Thitikul, who has already won twice in her rookie year on the LPGA Tour and is leading the race for the Louise Suggs Rolex Rookie of the Year, is in line to become the first teenager to reach No.1 in the Rolex Women’s World Golf Rankings since the player hoping to catch her on Sunday at Oak Valley Country Club: Lydia Ko.
The similarities don’t end there. Ko won her first professional event, the Bing Lee Samsung Women’s New South Wales Open, in 2012 at the age of 14. At that time, she was the youngest player ever to win a professional event on a recognized tour. Brooke Henderson nipped Ko for that youngest-ever title when she won an event in Canada, also at 14. But now the record-holder is Thitikul, who won the Ladies European Thailand Championship on the LET at 14 years, 9 months and 3 days.
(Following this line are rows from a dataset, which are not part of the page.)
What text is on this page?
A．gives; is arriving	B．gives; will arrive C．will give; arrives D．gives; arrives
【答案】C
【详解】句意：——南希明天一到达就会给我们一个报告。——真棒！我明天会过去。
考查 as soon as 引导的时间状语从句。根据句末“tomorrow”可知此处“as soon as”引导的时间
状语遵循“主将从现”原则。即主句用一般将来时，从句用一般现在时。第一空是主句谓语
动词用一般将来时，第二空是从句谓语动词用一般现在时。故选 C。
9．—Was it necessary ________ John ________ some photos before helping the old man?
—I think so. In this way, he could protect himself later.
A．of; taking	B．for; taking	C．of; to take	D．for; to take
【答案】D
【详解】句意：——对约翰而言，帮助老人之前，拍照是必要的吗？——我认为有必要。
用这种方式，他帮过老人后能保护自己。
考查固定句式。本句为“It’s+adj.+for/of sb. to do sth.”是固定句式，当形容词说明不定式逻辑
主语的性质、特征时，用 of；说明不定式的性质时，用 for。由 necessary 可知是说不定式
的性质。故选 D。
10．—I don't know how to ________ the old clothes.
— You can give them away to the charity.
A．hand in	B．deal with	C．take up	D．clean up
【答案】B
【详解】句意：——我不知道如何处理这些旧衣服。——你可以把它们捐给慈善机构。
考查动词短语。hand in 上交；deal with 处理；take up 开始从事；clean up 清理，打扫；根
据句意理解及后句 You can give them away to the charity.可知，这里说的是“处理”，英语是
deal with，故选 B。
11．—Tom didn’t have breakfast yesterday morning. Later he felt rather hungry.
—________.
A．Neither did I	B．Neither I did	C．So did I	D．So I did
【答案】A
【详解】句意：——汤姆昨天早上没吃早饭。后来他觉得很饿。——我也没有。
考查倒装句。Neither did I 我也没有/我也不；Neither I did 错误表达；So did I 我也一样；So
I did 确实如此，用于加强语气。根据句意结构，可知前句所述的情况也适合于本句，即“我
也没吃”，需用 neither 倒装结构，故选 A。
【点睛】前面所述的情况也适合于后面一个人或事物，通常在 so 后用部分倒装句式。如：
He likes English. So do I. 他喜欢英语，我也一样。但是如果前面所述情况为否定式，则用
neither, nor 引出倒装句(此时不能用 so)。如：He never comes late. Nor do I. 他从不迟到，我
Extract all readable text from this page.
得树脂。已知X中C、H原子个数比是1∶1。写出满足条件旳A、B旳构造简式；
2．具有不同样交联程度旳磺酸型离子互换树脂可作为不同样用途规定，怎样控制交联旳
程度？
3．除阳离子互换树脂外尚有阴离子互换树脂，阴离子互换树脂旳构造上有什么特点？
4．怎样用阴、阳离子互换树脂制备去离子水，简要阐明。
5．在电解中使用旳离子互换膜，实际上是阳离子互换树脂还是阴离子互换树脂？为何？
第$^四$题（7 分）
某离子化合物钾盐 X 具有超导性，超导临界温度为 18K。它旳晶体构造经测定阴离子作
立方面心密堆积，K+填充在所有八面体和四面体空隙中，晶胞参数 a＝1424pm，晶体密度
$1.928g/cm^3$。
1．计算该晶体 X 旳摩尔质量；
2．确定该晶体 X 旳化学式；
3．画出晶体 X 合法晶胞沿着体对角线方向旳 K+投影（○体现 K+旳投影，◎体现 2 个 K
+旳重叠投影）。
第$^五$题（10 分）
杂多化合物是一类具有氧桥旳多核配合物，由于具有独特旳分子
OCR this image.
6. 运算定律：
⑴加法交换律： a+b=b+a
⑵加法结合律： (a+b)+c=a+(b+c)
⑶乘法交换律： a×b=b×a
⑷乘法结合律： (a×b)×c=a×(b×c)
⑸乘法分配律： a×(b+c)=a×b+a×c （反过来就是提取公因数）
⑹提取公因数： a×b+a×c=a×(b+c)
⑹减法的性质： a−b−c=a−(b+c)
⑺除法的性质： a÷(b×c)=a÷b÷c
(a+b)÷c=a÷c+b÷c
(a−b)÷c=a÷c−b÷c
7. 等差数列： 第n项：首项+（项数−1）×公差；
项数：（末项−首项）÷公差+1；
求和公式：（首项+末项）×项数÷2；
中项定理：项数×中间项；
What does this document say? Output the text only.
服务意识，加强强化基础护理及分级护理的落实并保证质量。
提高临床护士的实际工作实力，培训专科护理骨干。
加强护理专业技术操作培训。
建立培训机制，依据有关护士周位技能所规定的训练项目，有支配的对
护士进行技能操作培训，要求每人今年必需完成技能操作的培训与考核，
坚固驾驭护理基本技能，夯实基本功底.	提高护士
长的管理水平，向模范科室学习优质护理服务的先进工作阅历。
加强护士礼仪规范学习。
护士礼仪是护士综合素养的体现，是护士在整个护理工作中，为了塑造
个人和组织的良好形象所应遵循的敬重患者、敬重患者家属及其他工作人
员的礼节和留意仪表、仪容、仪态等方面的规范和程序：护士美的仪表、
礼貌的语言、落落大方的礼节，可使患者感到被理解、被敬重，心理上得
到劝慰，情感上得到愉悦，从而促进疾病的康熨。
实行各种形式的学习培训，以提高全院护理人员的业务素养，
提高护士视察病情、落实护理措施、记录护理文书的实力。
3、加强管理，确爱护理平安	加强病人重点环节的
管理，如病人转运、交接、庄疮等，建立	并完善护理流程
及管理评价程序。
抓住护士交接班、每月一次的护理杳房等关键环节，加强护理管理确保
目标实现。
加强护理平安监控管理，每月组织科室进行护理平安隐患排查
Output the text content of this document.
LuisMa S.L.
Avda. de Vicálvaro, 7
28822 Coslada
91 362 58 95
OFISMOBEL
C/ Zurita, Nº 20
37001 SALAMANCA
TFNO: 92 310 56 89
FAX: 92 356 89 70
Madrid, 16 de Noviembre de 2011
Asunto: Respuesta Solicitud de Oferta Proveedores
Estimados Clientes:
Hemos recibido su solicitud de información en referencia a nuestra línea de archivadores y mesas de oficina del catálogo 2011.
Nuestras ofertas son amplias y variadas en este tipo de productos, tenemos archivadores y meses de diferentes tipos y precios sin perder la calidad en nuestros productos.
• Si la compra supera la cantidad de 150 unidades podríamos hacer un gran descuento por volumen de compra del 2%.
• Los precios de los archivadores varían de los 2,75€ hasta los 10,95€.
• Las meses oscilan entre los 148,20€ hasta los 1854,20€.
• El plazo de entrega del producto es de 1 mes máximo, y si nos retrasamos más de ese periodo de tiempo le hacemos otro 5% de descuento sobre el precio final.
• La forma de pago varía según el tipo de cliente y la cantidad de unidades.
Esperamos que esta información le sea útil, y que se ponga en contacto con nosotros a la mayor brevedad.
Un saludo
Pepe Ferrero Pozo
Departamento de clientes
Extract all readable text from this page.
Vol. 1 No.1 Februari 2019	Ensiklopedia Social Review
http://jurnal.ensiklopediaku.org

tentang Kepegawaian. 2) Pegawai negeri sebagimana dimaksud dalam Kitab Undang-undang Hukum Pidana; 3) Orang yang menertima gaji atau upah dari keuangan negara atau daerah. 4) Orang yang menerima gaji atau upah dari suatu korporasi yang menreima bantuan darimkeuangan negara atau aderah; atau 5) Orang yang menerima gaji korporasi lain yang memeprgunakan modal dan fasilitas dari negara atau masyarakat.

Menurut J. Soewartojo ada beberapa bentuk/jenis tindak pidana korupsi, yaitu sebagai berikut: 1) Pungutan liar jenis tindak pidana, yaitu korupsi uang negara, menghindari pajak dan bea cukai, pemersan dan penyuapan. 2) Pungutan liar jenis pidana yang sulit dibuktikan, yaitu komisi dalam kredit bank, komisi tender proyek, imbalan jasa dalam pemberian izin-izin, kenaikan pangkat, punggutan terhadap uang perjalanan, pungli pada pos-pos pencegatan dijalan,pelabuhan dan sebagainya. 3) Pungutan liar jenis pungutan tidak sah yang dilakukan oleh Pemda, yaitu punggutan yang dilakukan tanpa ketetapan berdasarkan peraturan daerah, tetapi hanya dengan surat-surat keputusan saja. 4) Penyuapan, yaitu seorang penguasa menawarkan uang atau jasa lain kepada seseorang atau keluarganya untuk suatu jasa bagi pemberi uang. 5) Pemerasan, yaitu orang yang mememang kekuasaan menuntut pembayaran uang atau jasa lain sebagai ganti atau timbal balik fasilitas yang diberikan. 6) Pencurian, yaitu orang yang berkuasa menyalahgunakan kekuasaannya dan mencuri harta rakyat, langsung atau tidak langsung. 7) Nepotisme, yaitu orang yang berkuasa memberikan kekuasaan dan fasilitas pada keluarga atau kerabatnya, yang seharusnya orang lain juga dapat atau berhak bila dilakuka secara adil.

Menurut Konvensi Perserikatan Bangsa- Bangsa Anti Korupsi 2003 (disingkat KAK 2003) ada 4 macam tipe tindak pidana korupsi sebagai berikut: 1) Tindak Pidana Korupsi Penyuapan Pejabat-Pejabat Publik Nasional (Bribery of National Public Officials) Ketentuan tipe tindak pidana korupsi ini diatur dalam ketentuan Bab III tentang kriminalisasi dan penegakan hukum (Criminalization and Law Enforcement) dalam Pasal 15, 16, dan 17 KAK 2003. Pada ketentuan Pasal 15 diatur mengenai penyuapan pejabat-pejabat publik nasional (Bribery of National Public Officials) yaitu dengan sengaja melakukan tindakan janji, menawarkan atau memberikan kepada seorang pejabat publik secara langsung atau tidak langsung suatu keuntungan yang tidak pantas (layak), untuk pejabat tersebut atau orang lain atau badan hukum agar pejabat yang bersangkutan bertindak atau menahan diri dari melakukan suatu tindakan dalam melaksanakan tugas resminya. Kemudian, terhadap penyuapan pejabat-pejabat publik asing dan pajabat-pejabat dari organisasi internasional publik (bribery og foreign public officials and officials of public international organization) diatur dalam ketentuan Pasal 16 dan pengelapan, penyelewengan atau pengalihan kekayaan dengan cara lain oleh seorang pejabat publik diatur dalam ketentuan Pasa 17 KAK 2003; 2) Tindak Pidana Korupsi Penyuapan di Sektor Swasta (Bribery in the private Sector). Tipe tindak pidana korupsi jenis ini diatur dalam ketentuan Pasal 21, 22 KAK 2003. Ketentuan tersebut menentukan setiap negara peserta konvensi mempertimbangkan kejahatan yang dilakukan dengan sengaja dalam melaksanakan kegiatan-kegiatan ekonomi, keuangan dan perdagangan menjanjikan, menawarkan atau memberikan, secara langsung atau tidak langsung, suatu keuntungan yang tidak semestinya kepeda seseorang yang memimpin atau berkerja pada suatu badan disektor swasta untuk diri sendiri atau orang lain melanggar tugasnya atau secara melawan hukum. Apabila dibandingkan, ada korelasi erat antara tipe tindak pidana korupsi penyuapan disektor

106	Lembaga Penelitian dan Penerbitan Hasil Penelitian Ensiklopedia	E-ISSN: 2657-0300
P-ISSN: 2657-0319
In 2014, Ko won three times in her rookie year, celebrating her 17th birthday with a victory at Lake Merced in Daly City, California and capping the season with a broad smile and a third win at the CME Group Tour Championship. At the Rolex Awards Banquet that final week of the season, Ko accepted the Rookie of the Year award with a couple of self-deprecating jokes about the numerous caddies she’d run through. Everyone saw a superstar, inside the outside the ropes.
Fast forward to 2022. Thitikul, whose friends call her Jeeno (pronounced Gino), joined the LPGA Tour after winning the money title and Player of the Year on the LET. She made an immediate impact, winning the JTBC Classic presented by Barbasol in just her fifth start. She won again in September at the Walmart NW Arkansas Championship. Throw in 11 other top-10 finishes and Jeeno found herself, at age 19, in the No.2 spot on the Rolex Rankings, knocking on the door of the biggest year-end awards.
But it’s not just the scores and wins and youngest-ever records. Spend five minutes with Jeeno and you see the magnetism, the charisma and the preternatural maturity, traits not witnessed in a player this young since people were calling Lydia the female Arnold Palmer.
They’ll be together on Sunday in Korea – Thitikul poised to become the No.1-ranked player in the world and Ko shooting to extend her Race to the CME Globe lead – their games and personalities mirror images of each other. For Lydia, it has to be like seeing a younger version of herself. For Jeeno, it’s another round with a player she grew up admiring, one more step in career where everything is new and exciting.
“Atthaya shot 9-under on the first day. I totally did not see that (kind of score) around here,” Ko said. “But it seems like there’s always been a few low scores, so you hope that that's in your back pocket. I’ve just got to play my own game. The world’s best are here. There are so many players within reach, and with golf, who knows how many shots behind you can be and you’re still in position to be able to win.
“I’ve just got to focus on my game,” the now 25-year-old Ko said. “I don’t know what I’m going to finish at the end of today or how many shots behind, but it’s just – if I am confident and playing the best golf I can, and if somebody plays better than me, I can’t do too much about that.
“The key at the end of the day is I just play the best golf I can and kind of see what happens at the end of the week.”
Thitikul is taking the same approach. “I mean, to be honest, I don’t really care about the ranking,” the teenager said. “I don’t really care to be like No.1 in the world at all because I play golf. I want to take care of my family. I want to feed my family. Whatever I am (in the rankings) is fine. Even my family, they have a good life already. Ranking is not that important for me. For real.”
They even sound alike. Neither is thinking beyond their first tee shot on Sunday. But others are, especially those with a sense of history.
It’s going to be a heck of a finish.